Gauss rose from his heavy chair. His titan frame towered so high his crown nearly scraped the vaulted ceiling of the chamber. He strode toward the open stone window, allowing the biting night gale to lash his hardened face. Gauss’s gaze drilled straight into the pitch-black void of the absolute north.
"Our true adversary has never been mortal man, Arka. Petty political intrigue, the curses of Rahessa, the squabbling over a rusted throne... all of it is nothing more than infantile playthings," Gauss rumbled. His hand extended, pointing out the window, piercing the veil of the night. There, far beyond the limits of mundane human perception, slumbered the genuine terror. "Our true enemy is the ancient adversary of the Titan progenitors from that forgotten epoch."

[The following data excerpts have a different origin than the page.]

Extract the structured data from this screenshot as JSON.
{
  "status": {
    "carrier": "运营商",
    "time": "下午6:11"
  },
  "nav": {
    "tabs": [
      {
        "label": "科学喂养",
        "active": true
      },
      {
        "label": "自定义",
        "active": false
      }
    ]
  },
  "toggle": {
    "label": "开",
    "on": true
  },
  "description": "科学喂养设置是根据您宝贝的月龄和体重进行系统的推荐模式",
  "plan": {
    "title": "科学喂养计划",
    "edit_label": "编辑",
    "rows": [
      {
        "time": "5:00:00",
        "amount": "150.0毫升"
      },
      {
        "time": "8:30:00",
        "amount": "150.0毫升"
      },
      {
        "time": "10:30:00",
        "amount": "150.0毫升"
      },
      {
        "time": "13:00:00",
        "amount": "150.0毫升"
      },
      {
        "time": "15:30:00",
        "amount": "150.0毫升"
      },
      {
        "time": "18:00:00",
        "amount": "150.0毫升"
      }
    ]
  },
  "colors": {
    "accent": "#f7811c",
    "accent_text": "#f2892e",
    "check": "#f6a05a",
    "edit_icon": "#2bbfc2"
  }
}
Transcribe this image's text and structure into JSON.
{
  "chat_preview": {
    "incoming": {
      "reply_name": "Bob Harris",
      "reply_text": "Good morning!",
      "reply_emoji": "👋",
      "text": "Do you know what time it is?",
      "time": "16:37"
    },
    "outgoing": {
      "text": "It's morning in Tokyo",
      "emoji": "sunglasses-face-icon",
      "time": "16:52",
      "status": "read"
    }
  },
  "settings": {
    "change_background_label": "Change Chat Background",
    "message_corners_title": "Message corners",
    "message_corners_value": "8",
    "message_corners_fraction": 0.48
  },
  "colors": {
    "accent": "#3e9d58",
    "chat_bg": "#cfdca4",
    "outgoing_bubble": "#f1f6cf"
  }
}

Arka stood and took his place beside his grandfather. Though his Aksesa eyes lacked the capacity to pierce the darkness as deeply as Gauss’s gaze, he knew precisely what festered at the northernmost edge of the continent. A geographical nightmare designed to shatter the sanity of any living creature: The Iron Mountains, jutting violently upward like the serrated fangs of a dead god, barricading the Valley of Death, a cursed expanse that had never once tasted sunlight. And beyond that, the yawning maw of the Black Canyon that actively devoured all sound, and Mirror Canyon, which flawlessly reflected the absolute despair of the damned souls lost within.
The ambient temperature within the chamber abruptly plummeted, feeling tenfold colder. Arka stared into the starless northern firmament, then violently butchered the silence with a fact that froze the blood in his veins.
"Grandfather..." Arka whispered, his eyes locked onto the absolute void of the northern horizon. "In approximately three hours... the dark gate shall be torn open."
Upon hearing the apocalyptic countdown, Gauss Renville did not so much as flinch. Rather than succumb to terror, the old patriarch's features hardened into a mask of pure, feral pride. He puffed out his broad, massive chest, presenting it like an impenetrable shield of forged steel. The northern gale, carrying the undeniable stench of impending death, whipped fiercely at his heavy mantle, yet Gauss stood resolutely defiant, actively parading an absolute, uncompromising valor inherited from an era before the world had even conceived of the written word. He was actively welcoming the gaze of his primordial enemy with the bloodthirsty sneer of impending war.
Witnessing the silhouette of his grandfather towering like a monolith of black coral amidst the encroaching apocalyptic storm, Arka could no longer suppress the violent surge of pride detonating within his own chest. The youth murmured softly, his voice instantly swallowed by the howling wind, "It is the absolute truth... Grandfather, and the Ashgada... are the true, unadulterated heirs of the Titans."